The rare earths targeted—dysprosium, terbium, lutetium, and others—may not be household names, but they are irreplaceable components in the motors of electric vehicles, the turbines of jet engines, the systems that power artificial intelligence, and even the guidance mechanisms of next-generation weapons systems. These are not just commodities. These are the arteries of modern industry and defense.
This isn’t the first time China has wielded its rare earth monopoly like a geopolitical blade. But the current escalation feels different. With over 60% of the world’s rare earths produced in China—and nearly 90% of global processing controlled by Beijing—Washington is facing a crisis decades in the making.
The question now isn’t whether America can recover its industrial sovereignty.

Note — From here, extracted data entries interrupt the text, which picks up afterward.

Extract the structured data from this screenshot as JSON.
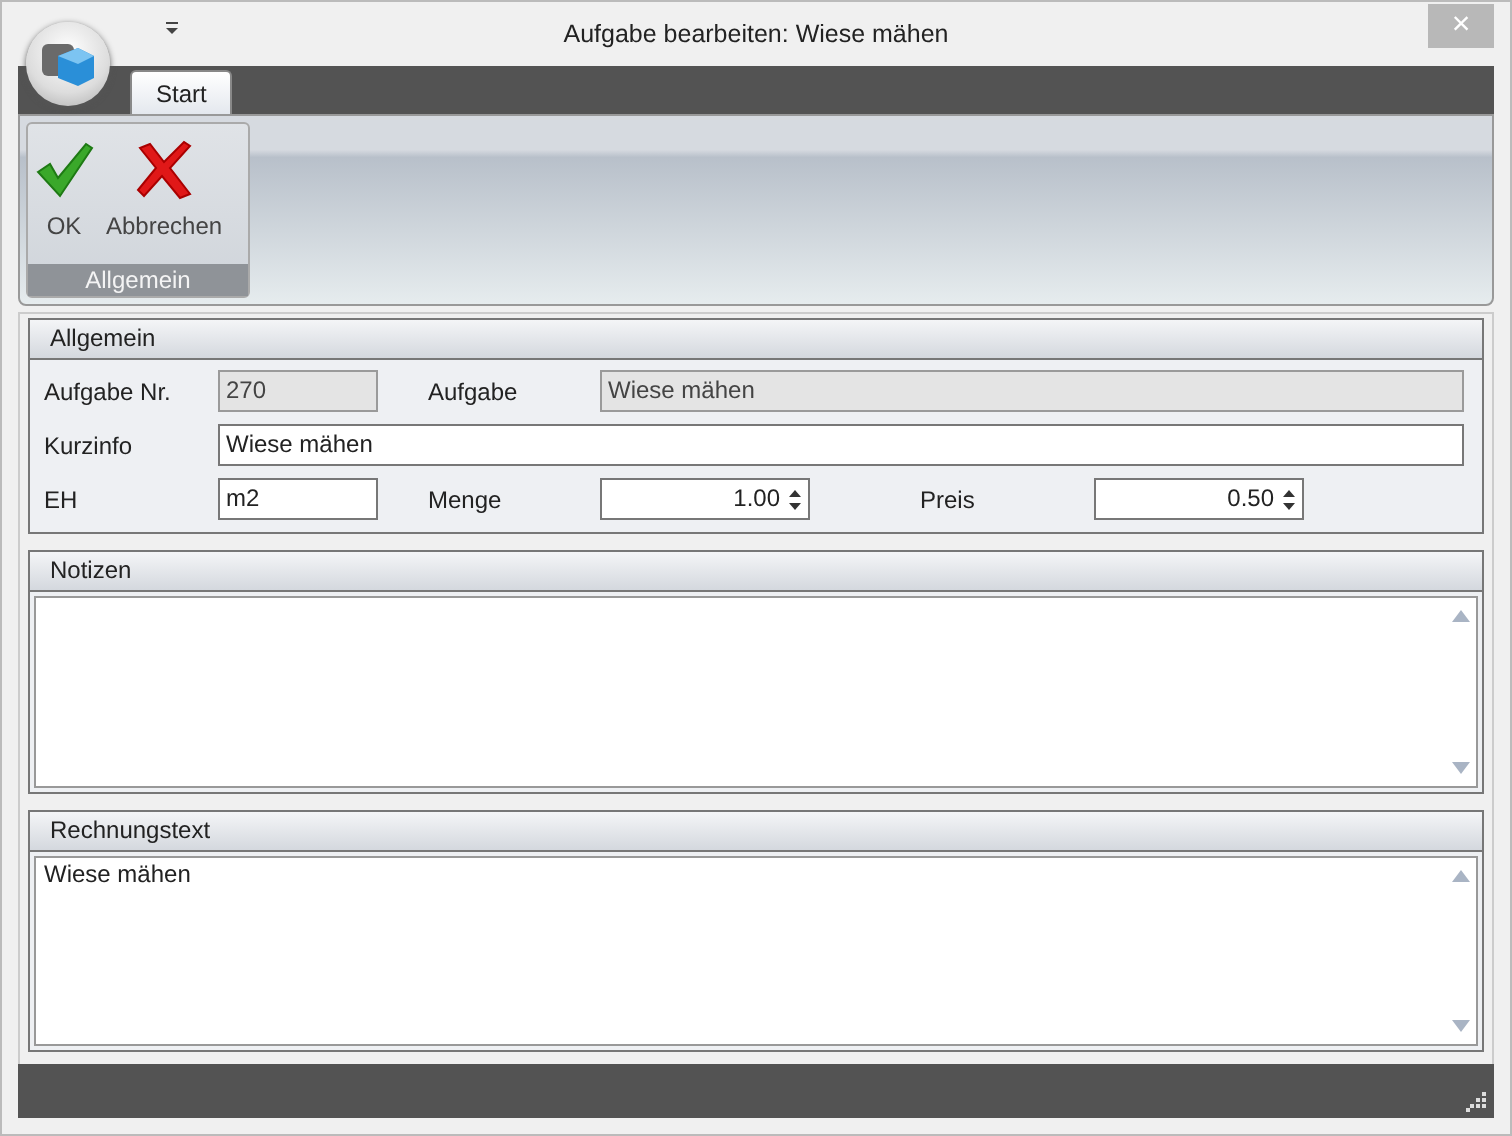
{
  "window": {
    "title": "Aufgabe bearbeiten: Wiese mähen",
    "close": "×"
  },
  "tabs": [
    {
      "label": "Start",
      "selected": true
    }
  ],
  "ribbon": {
    "group": "Allgemein",
    "buttons": [
      {
        "label": "OK",
        "kind": "ok"
      },
      {
        "label": "Abbrechen",
        "kind": "cancel"
      }
    ]
  },
  "general": {
    "title": "Allgemein",
    "rows": [
      [
        {
          "label": "Aufgabe Nr.",
          "value": "270",
          "kind": "text",
          "disabled": true
        },
        {
          "label": "Aufgabe",
          "value": "Wiese mähen",
          "kind": "text",
          "disabled": true
        }
      ],
      [
        {
          "label": "Kurzinfo",
          "value": "Wiese mähen",
          "kind": "text",
          "disabled": false
        }
      ],
      [
        {
          "label": "EH",
          "value": "m2",
          "kind": "text",
          "disabled": false
        },
        {
          "label": "Menge",
          "value": "1.00",
          "kind": "spin",
          "disabled": false
        },
        {
          "label": "Preis",
          "value": "0.50",
          "kind": "spin",
          "disabled": false
        }
      ]
    ]
  },
  "notes": [
    {
      "title": "Notizen"
    },
    {
      "title": "Rechnungstext",
      "value": "Wiese mähen"
    }
  ]
}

The question is why we ever lost it in the first place.
For years, critics painted Donald Trump’s economic nationalism as backward-looking. They scoffed at his Made in America agenda, ridiculed his focus on supply chains, and dismissed his tariffs as political theater. But the escalating standoff with China reveals something now undeniable: Trump was right.
While previous administrations allowed America’s industrial backbone to be offshored for the sake of short-term profit and globalist orthodoxy, Trump’s approach was grounded in hard geopolitical logic. His demand for strategic decoupling wasn’t a slogan—it was a survival imperative.
From semiconductors to solar panels to steel, America’s dependency on China isn’t just a trade issue—it’s a national security threat. And nowhere is this more evident than in rare earths.
If China’s export pause becomes a long-term chokehold, U.S. manufacturers will face catastrophic slowdowns. Electric vehicle production could grind to a halt. AI development could stall. Even basic military readiness could be compromised.
It’s not enough to hope that China lifts the ban. The time for hope has passed. The Trump doctrine—onshoring production, securing domestic mineral supply chains, and rebuilding critical industries—must now become permanent national policy, regardless of political party.
This crisis exposes the fatal flaw of free-trade dogma: it only works when all players follow the rules. China never did. And now, the price of that naïveté is being paid by every American whose job depends on a factory that doesn’t have enough magnets to build a motor.
Trump understood this. He saw the fragility beneath the surface of a “global economy” built on bad faith and false assumptions. And while pundits fixated on his rhetoric, he laid the groundwork for a return to American industrial independence.
The rare earth war is just beginning. The real test now is whether America has the political will to finish what Trump started.